Da ich ganz früh dran bin und ich meinen Timeslot für das Science-Museum für 11 Uhr gebucht habe, laufe ich zu Fuss die rund sieben Kilometer dorthin. Ich komme immer noch zu früh an, so laufe ich erst zur Royal Albert Hall, dann zum Kensington Park, wo ich das Albert-Denkmal besuche, dann über die Strasse zum Hyde Park.
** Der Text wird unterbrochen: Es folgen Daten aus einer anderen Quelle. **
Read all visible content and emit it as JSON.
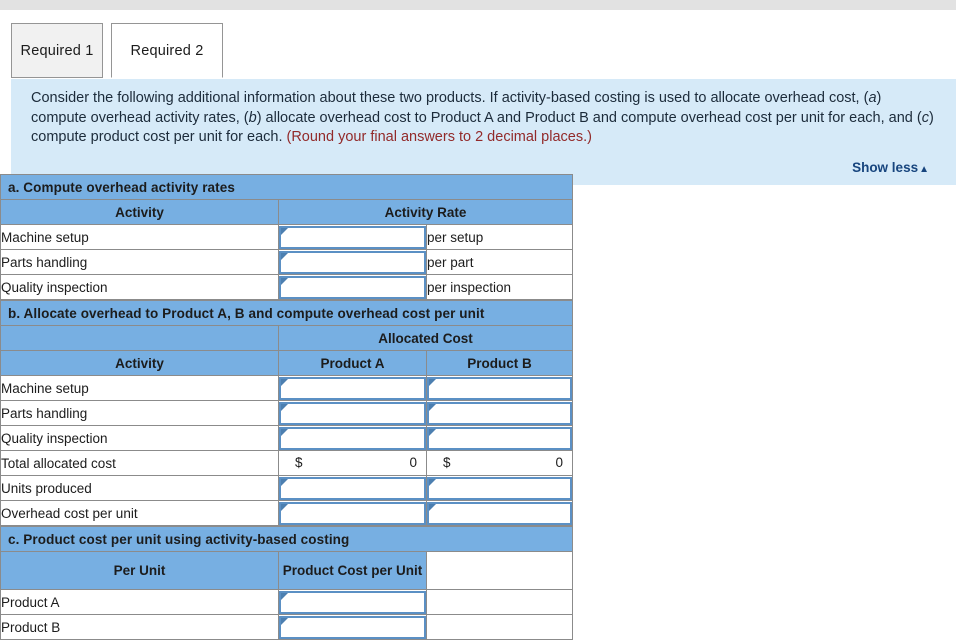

Diesen laufe ich der Länge nach entlang und gelange zum Public riding ring des Household Cavalry Mounted Regiment, dessen Kaserne gegenüber liegt und schaue den exerzierenden berittenen Soldaten eine Zeitlang zu. Ich laufe zum Hyde Park Corner, dann hinauf bis zum Speakers Corner. Der ist völlig verwaist, nur der Kiosk ist offen, aber Speakers hat es keine mehr. Die verbreiten ihre wilden Geschichten wohl jetzt per Internet. Ich muss jetzt zurückeilen zum Science Museum, ich bin viel zu spät. Da ich fast renne, bin ich eine Viertelstunde später beim Eingang. Ich beginne im dritten Stock mit den Flugzeugen. Besonders interessant sind die Modellflugzeuge mit Dampfantrieb, die Mitte des 19. Jahrhunderts gebaut wurden. Von hier aus arbeite ich mich durch zum zweiten Stock. Hier gibt es Radiotechnik und Informatik. Für den Rest rennt mir die Zeit davon. Ich eile noch ein wenig durch die Medizinabteilung und schaue mir im Erdgeschoss die grossen Dampfmaschinen an und die Autos, dann muss ich zur Bushaltestelle laufen, um den Bus C1 nach White City zu nehmen. Dort hole ich den Scooter nach gemachtem Oelwechsel ab. Die Leute von Central Bikes sind wirklich sehr nett, sie haben mir den Oelwechsel für 30 Pfund gemacht, das ist sehr wenig für England. Jetzt kann ich unbesorgt weiterfahren. Beim Queens Hostel stelle ich den Scooter ab, sichere ihn dreifach und laufe in die Uxford Road, um mein Nachtessen einzukaufen – Huhn, Bohnen und noch eine grosse Packung Grünkohl.